Anthony Romero (United States)
Anthony Romero is Executive Director of the American Civil Liberties Union. Prior to that, he led the Ford Foundation’s Human Rights and International Cooperation Program. He also served for nearly five years as a Ford Foundation Programme Officer for Civil Rights and Racial Justice; and for two years on the programme staff of the Rockefeller Foundation. He is a member of the New York Bar Association and has sat on numerous non-profit boards. He is a graduate of Stanford University Law School and Princeton University’s Woodrow Wilson School of Public Policy and International Affairs.

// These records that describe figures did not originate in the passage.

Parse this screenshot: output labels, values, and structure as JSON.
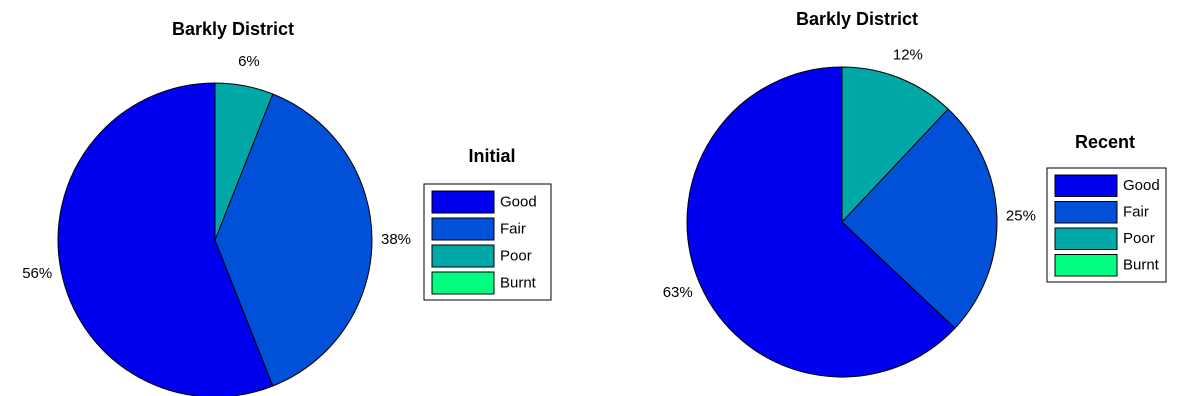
{
  "chart_data": [
    {
      "type": "pie",
      "title": "Barkly District",
      "legend_title": "Initial",
      "categories": [
        "Good",
        "Fair",
        "Poor",
        "Burnt"
      ],
      "values": [
        56,
        38,
        6,
        0
      ],
      "value_labels": [
        "56%",
        "38%",
        "6%",
        null
      ],
      "colors": [
        "#0000f0",
        "#0050d8",
        "#00a8a8",
        "#00ff80"
      ]
    },
    {
      "type": "pie",
      "title": "Barkly District",
      "legend_title": "Recent",
      "categories": [
        "Good",
        "Fair",
        "Poor",
        "Burnt"
      ],
      "values": [
        63,
        25,
        12,
        0
      ],
      "value_labels": [
        "63%",
        "25%",
        "12%",
        null
      ],
      "colors": [
        "#0000f0",
        "#0050d8",
        "#00a8a8",
        "#00ff80"
      ]
    }
  ]
}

Marco Sassoli (Switzerland)
Marco Sassoli is Professor of International Law at the University of Geneva since 2004. He chairs the Boards of Geneva Call, an NGO engaging non-state armed groups to comply with humanitarian rules, and of the Geneva Academy of International Humanitarian Law and Human Rights. From 2001 to 2003 he was Professor in the Legal Studies Department of the Political Science and Law Faculty at the University of Quebec in Montreal (UQAM), where he continues to serve as Associate Professor. He served as Clerk to the Swiss Federal Tribunal in Lausanne, and before that as Executive Secretary of the International Commission of Jurists in Geneva. For thirteen years, he worked at the International Committee of the Red Cross, in Geneva, the Middle East and the former Yugoslavia.
Wilder Tayler (Uruguay)
Wilder Tayler, a Uruguayan lawyer, is Deputy Secretary-General of the International Commission of Jurists (ICJ). Between 1997 and 2007 he was Legal and Policy Director of Human Rights Watch. From 1995 to 1996, he was Programme Director of the Americas Region of Amnesty International. Between 1990 and 1995, he was Legal Advisor of Amnesty International with responsibility for the Americas and Asia regional programmes. From 1987 to 1990 he was Executive Director of the Institute for Legal and Social Studies (IELSUR) in Uruguay and before that, Legal Officer (1983-1987), co-ordinating the Institute’s defence of political prisoners.